Oui, tout à fait. De nombreux acteurs sont venus spontanément vers nous en nous disant qu'ils voulaient contribuer à faire du bien à la planète. Le nombre de partenaires avec lesquels nous allons travailler va en effet s'épaissir. Ces partenaires cherchent des financements, et nous partagerons la moitié de nos revenus avec eux.
L'application n'est aujourd'hui pas dotée d'une fonctionnalité permettant de supprimer son compte. Il faut pour cela envoyer un SMS à un numéro de téléphone dédié. Allez-vous revoir cela ?
C'est une option qui sera intégrée dans les prochaines semaines.
En guise de conclusion et d'ouverture prospective sur l'avenir, est-ce que vous avez des objectifs particuliers en nombre d'utilisateurs, revenus et arbres plantés pour l'année 2021 et pour les prochaines ?

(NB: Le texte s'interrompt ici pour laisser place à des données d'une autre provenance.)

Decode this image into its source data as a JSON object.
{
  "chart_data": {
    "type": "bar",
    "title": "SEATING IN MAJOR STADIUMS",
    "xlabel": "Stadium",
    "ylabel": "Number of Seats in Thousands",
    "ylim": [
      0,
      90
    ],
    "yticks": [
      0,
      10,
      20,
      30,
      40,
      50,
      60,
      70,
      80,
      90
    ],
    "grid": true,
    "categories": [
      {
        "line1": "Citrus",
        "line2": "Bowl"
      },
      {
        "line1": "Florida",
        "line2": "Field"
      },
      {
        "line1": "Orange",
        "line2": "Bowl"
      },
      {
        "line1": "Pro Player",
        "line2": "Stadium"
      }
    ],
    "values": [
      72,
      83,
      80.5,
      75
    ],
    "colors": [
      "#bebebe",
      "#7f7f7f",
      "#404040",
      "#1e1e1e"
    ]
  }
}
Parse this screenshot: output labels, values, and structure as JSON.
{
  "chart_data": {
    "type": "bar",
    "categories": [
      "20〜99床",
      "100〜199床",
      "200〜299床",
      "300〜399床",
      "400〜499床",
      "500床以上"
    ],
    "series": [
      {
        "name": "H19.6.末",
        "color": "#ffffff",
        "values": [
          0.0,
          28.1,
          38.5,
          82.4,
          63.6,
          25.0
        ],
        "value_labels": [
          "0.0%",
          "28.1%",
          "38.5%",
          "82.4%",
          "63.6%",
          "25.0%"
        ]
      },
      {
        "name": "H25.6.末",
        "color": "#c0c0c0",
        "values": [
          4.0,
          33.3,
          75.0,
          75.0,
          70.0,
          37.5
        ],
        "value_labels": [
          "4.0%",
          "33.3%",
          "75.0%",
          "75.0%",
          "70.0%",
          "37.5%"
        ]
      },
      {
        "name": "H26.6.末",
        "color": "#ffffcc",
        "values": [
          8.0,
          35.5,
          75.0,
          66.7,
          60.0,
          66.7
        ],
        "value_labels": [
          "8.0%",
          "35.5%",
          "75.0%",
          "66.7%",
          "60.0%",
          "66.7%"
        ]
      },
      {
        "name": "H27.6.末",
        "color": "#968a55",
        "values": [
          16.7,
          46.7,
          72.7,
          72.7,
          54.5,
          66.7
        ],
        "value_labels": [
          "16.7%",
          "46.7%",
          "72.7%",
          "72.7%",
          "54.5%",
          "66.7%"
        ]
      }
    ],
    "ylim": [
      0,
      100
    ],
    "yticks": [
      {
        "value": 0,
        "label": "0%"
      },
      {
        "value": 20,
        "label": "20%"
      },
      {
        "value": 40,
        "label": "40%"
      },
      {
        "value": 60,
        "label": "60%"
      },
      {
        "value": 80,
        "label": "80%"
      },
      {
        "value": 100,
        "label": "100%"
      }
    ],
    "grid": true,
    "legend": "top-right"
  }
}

Nous avons l'ambition d'avoir plusieurs millions d'utilisateurs à horizon début 2022. Notre ambition globale, qui est un peu plus lointaine mais qui est importante pour nous, est de faire le maximum, avec nos partenaires, pour planter 1 milliard d'arbres à l'horizon 2030. Et je pense que c'est possible.
Ce qu'il faut savoir :
La messagerie Treebal a été cofondée par David Godest, Samuel Le Port et Sophie Leclercq. Elle est née en Île-et-Vilaine et est développée par la société Dolmen, elle-même créée par David Godest.